In this work, we demonstrate the use of reinforcement learning to mimic navigation strategies for the model of biological cells. Instead of following a biophysical model with an explicit stimulus–response relationship, the reinforcement learning algorithm obtains a policy to modulate key biophysical parameters that control the response to environmental stimuli. As an generic example, we consider a model of sperm cell to illustrate this alternative approach and set a benchmark for future applications of this approach in other biological cells or bioinspired robotics. In particular, helical swimming is a stereotypical behavior adopted by sperm cells and many other microswimmers (e.g., Euglena gracilis, Chlamydomonas reinhardtii) for their navigation [11, 13, 14]. We anticipate that the approach can be readily extended to other biological cells with helical swimming behaviors which may share similar navigation strategies as the current sperm model.

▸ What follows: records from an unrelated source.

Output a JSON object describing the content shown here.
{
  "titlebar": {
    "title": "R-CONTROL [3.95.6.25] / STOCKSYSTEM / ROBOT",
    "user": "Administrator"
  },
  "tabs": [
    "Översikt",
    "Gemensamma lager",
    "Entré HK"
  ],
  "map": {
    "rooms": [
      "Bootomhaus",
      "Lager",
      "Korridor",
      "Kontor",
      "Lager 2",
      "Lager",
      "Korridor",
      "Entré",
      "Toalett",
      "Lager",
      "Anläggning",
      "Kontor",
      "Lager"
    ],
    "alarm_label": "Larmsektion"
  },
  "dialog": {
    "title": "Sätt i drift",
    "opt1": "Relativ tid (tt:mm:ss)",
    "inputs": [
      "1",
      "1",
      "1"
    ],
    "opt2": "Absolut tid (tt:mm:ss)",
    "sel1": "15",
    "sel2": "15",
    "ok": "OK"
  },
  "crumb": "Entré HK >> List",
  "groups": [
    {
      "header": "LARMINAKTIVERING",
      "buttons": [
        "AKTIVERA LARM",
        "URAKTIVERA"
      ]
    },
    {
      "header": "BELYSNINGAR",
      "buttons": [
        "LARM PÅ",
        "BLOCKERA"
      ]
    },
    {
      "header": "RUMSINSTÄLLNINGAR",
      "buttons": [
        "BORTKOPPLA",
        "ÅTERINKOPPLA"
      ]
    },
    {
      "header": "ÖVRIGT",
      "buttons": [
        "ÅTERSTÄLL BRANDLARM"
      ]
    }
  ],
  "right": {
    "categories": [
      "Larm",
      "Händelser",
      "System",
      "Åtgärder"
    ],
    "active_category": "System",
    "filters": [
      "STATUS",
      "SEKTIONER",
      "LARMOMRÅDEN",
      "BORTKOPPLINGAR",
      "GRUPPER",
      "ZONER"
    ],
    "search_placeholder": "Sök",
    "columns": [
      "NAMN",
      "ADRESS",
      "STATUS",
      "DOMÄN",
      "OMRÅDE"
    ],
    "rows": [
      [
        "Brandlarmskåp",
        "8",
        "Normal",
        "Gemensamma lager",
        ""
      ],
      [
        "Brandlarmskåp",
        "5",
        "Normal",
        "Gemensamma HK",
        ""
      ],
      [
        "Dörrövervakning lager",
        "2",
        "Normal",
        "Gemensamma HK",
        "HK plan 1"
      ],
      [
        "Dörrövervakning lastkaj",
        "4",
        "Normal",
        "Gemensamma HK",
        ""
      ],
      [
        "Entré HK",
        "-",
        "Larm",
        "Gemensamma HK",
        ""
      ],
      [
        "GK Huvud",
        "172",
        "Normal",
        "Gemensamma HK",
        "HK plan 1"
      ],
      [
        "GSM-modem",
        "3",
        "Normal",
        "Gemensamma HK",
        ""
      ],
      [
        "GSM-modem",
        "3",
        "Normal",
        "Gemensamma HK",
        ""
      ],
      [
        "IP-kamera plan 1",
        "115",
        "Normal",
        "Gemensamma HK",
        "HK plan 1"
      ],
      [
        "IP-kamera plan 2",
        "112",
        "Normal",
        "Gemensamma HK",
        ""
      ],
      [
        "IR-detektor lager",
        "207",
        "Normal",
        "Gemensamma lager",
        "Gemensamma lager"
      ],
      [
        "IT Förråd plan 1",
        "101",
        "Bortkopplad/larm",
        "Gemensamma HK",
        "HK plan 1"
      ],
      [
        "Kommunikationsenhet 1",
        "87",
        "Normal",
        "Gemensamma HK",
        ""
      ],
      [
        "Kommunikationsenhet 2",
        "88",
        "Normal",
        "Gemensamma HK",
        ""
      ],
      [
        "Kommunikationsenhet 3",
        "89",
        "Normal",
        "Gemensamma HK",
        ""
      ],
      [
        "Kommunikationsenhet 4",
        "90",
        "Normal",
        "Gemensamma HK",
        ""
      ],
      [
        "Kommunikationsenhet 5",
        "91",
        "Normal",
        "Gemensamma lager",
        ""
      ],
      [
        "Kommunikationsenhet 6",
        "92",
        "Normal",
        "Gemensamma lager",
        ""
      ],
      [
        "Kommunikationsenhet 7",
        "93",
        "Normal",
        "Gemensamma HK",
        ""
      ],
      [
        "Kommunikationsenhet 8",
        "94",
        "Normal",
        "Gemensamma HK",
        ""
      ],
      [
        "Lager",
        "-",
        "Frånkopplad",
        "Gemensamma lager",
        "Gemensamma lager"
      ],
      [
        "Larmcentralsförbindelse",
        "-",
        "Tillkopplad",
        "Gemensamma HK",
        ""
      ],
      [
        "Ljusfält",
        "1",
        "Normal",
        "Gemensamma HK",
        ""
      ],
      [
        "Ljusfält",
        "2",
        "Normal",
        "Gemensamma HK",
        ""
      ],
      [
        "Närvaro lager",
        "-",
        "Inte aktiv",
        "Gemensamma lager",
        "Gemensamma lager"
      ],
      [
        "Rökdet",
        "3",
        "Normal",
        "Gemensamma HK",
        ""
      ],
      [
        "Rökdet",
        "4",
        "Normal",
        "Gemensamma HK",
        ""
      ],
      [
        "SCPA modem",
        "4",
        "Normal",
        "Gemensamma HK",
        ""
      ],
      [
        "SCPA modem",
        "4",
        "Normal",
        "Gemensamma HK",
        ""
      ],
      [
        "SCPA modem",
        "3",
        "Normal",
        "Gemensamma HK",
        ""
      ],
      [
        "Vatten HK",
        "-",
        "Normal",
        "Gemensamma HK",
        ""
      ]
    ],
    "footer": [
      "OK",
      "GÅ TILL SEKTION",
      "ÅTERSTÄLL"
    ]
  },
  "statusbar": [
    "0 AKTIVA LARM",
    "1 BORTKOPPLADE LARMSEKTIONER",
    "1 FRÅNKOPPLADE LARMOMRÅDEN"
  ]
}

The chemotaxis strategy of sperm cell obtained by our reinforcement learning algorithm is reminiscent to experimental observations and other models [16], featured by a nearly periodic oscillation in the path curvature which steers the cells toward the egg. Our reinforcement learning approach is robust to sensory and curvature noises, and is readily extensible to 3D. A deeper comparison between the chemotaxis strategies obtained by our reinforcement learning approach and the strategies obtained by other models will be pursued elsewhere. We would like to reiterate that we do not attempt to achieve a realistic model of chemotaxis for biological cells in this work, but rather develop a theoretical framework for decision-making process in biologically relevant navigation based on reinforcement learning. Although it remains questionable whether real biological cells follow a decision-making process similar to reinforcement learning with their chemotactic sensor-actuator network, our approach offers new tools to investigate possible variations of biophysical parameters and the necessary complexity of the sensory system required for developing navigation strategies or more complex biological responses.

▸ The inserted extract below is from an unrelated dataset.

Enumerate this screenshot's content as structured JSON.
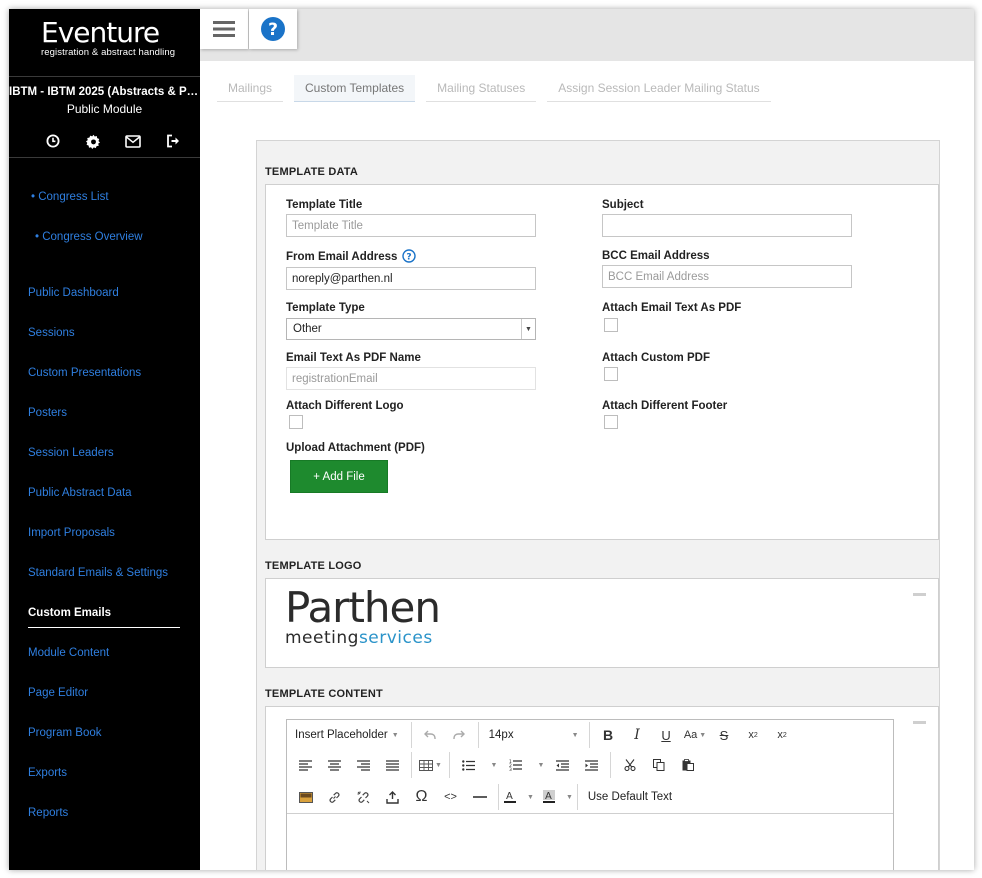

We finally discuss several limitations of the current approach and provide possible directions for subsequent investigations. For instance, we only account for the chemical signal released by the egg for simplicity and neglect the effects of physical boundary of the egg as well as the corresponding physical interactions. This can be improved by considering the long-range hydrodynamic interactions and the short-range steric interactions between the motile cells and the egg [46]. The effectiveness of the reinforcement learning approach in navigation problems under fluid shear is also another interesting research question to answer [47,48,49]. Another possible extension of the current work is to implement the deep neural network with more degrees of freedom that enables the consideration of more biophysical parameters and the handling of continuous spatiotemporal data [27]. Taken together, our reinforcement learning approach provides an alternative avenue for investigating navigation strategies of motile cells and bio-inspired robotics.